MySQL has most problems of those 3. Because of dual-licensing policy it uses, you need to buy proprietary license from Oracle to be able to write proprietary apps using MySQL. But that is not problem for FOSS. MySQL- Oracle situation is carefully watched by antitrust regulatory and hopefully, it will be striped from Oracle if something bad happens.
"Android has pretty much played out the way that we feared: there is enough fragmentation among Android handsets to significantly restrict the freedom of software developers."
Is this really true? Sure, there's fragmentation in terms of what skin the manufacturer sticks on their phone, but for application development, it's not that different from iOS, and far, far better than what j2me ever was.
The market has changed since the j2me days, where the developer would jump through hoops to try to make their app compatible with as many handsets as possible. Now, apps are King and it's not in device makers' interests to make their handset incompatible with a whole host of existing apps. This tends to minimise fragmentation.
Not fully correct, IMO
The situation until ca. June 2009 was this: All the major phone companies had a crappy version of J2ME (something conceptually crappy to start) in their phones. SUN got a z % cut of each and every of those phones. Nearly Nobody used J2ME, for lots of reasons, including horrible quality issues.
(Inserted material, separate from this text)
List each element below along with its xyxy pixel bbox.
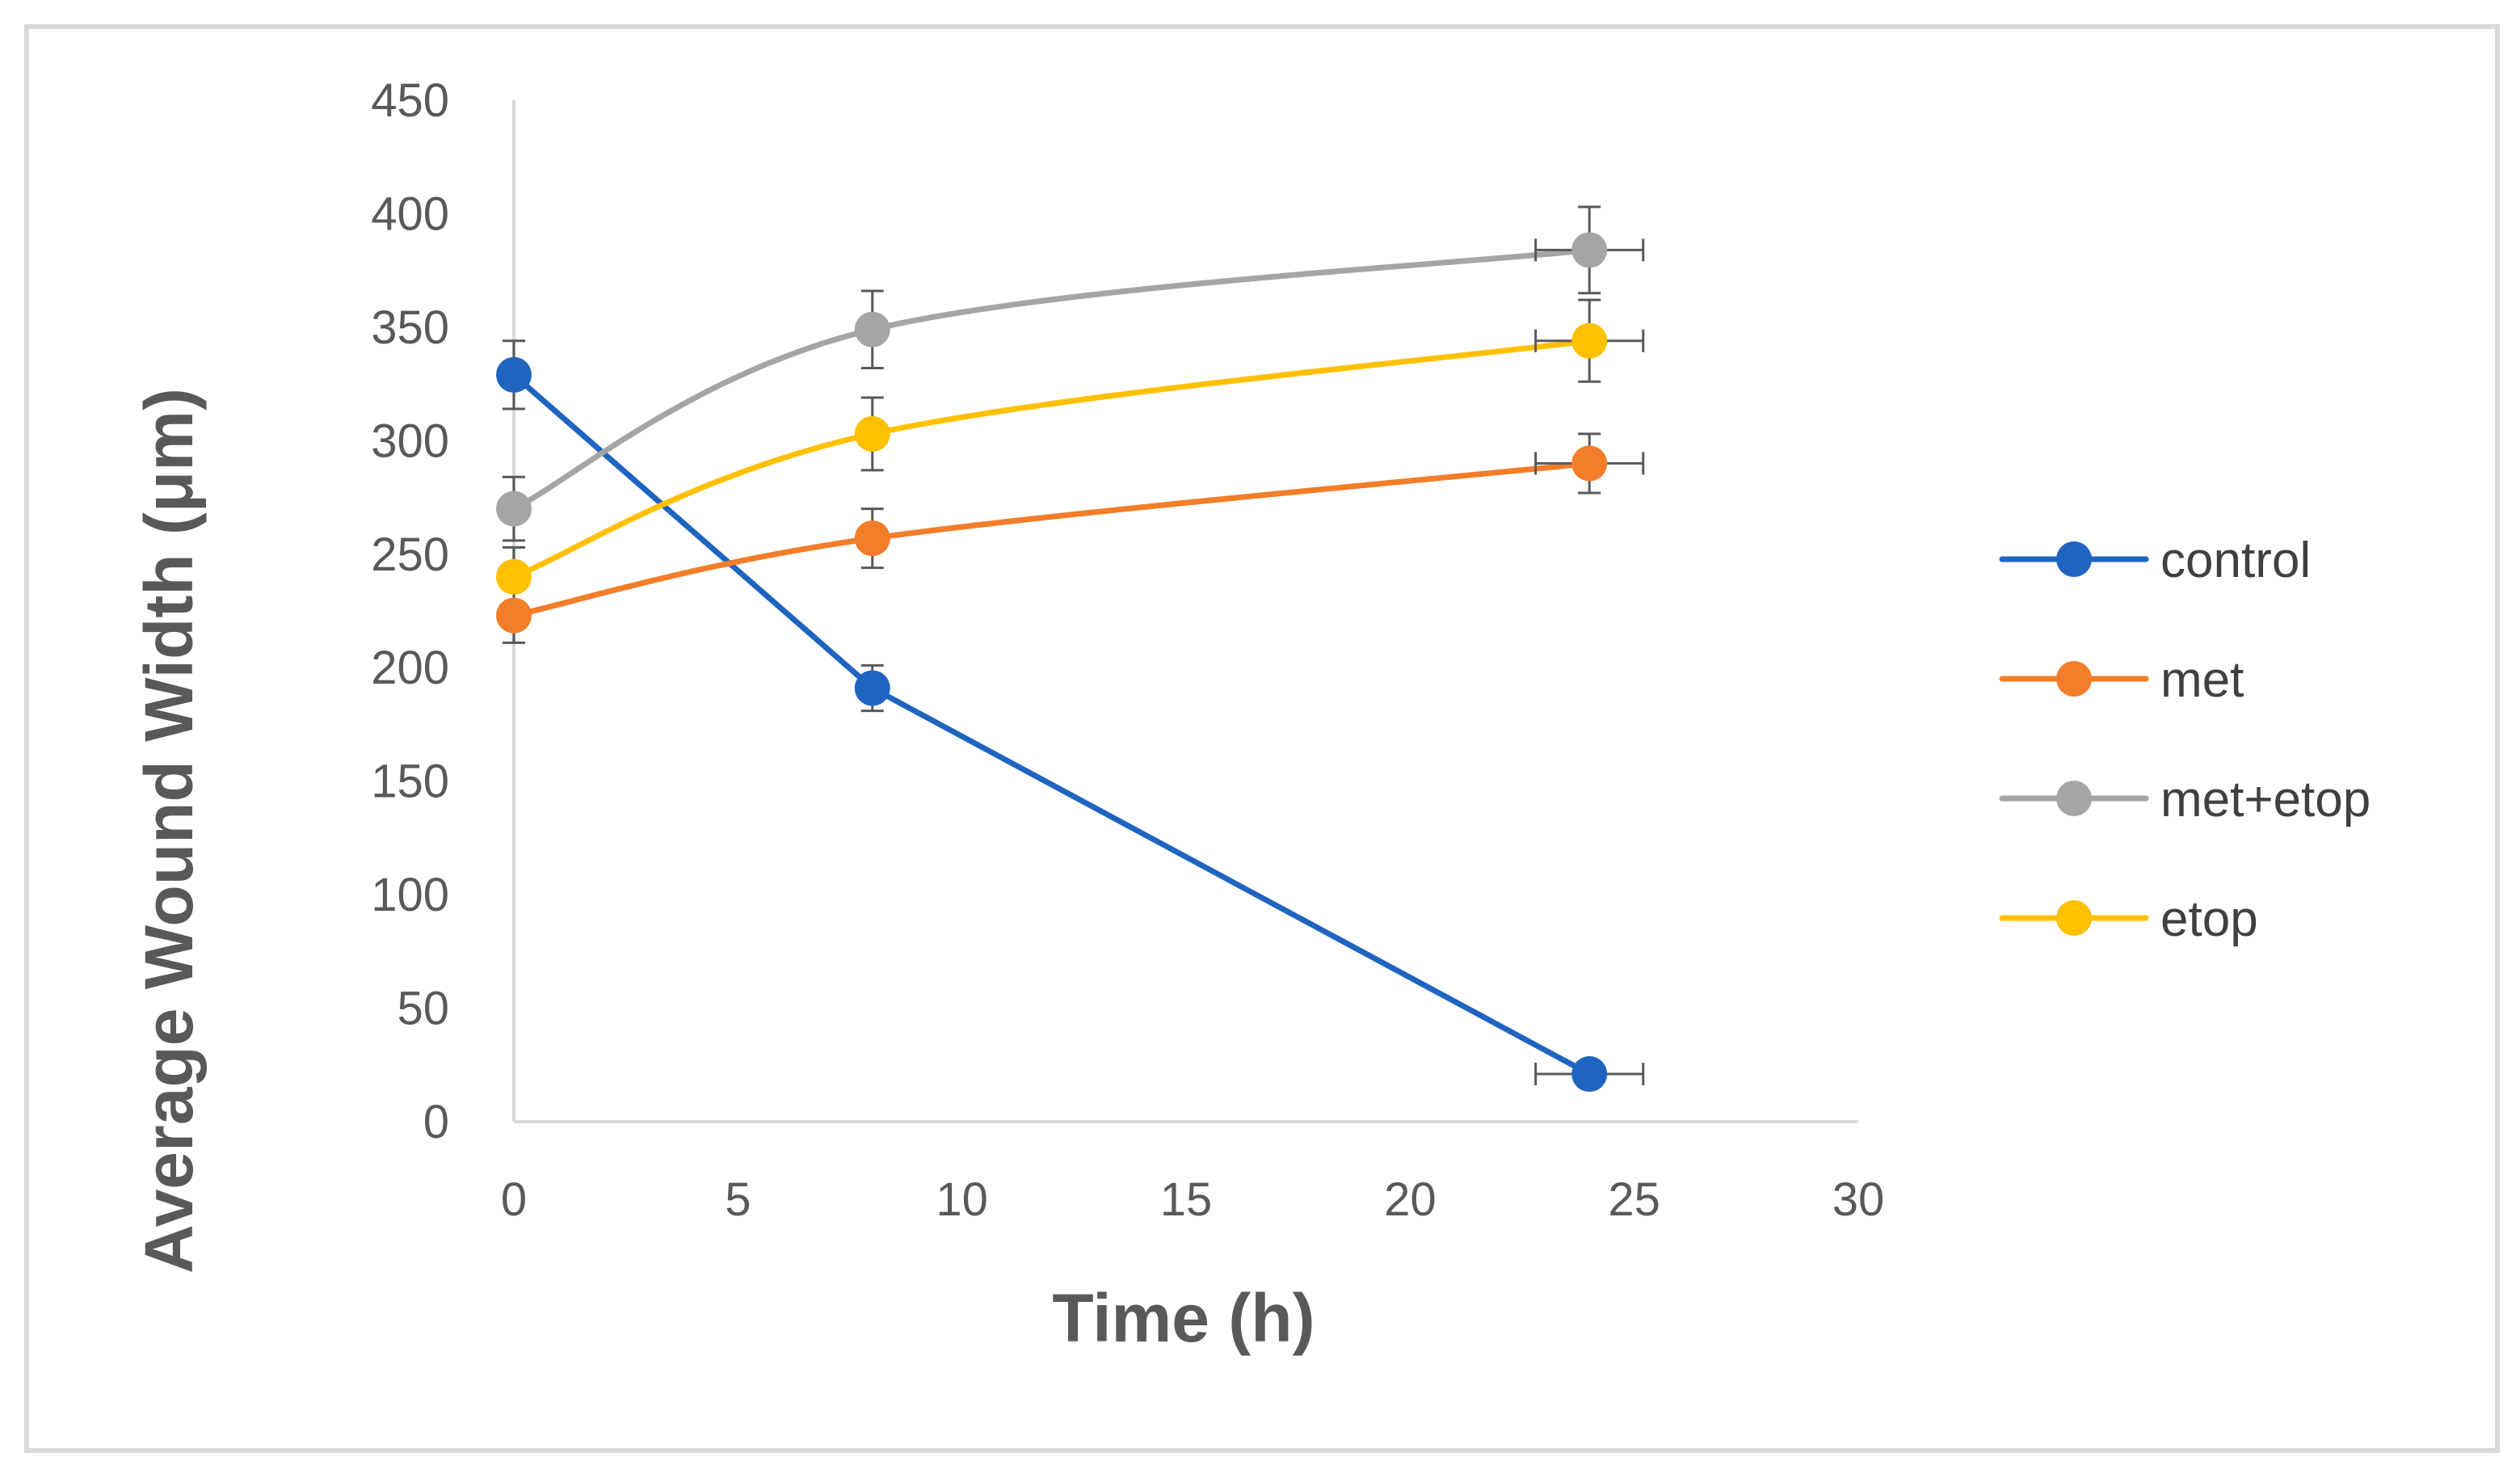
- legend-item-met: met: [1999, 652, 2244, 708]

But SUN got their nice revenue stream !
Now everybody can see that the Android phones will eat the J2ME lunch and Oracle J2ME revenue will soon dry up completely. No handset maker in their clear minds will want J2ME.
So Oracle thinks they need to suck money out of the handset makers via the Android route.
The outrageous issue here is that SUN successfully duped World&Dog into the belief that Java was a kind of "Common Good" and you could use it for free. Thereby, they infected a lot of companie's technologies (including Google's, HTC's, Motorola's, IBM's, SAP's etc) and now the Virus is activated and the Big Legal Guns Deployed.
A GPLed product which has Patents Attached is actually a poison pill that can be used by the Issuer Any Time. MS is much less a nasty guy because they charge you upfront and most judges will see this as an implicit patent royalty payment. Good luck to Google, IBM, SAP, Motorola for negotiating the price of something they have already "consumed".
The only route of Action is to avoid Java, OpenOffice and MySQL at all cost. I just found out AbiWord is working very well.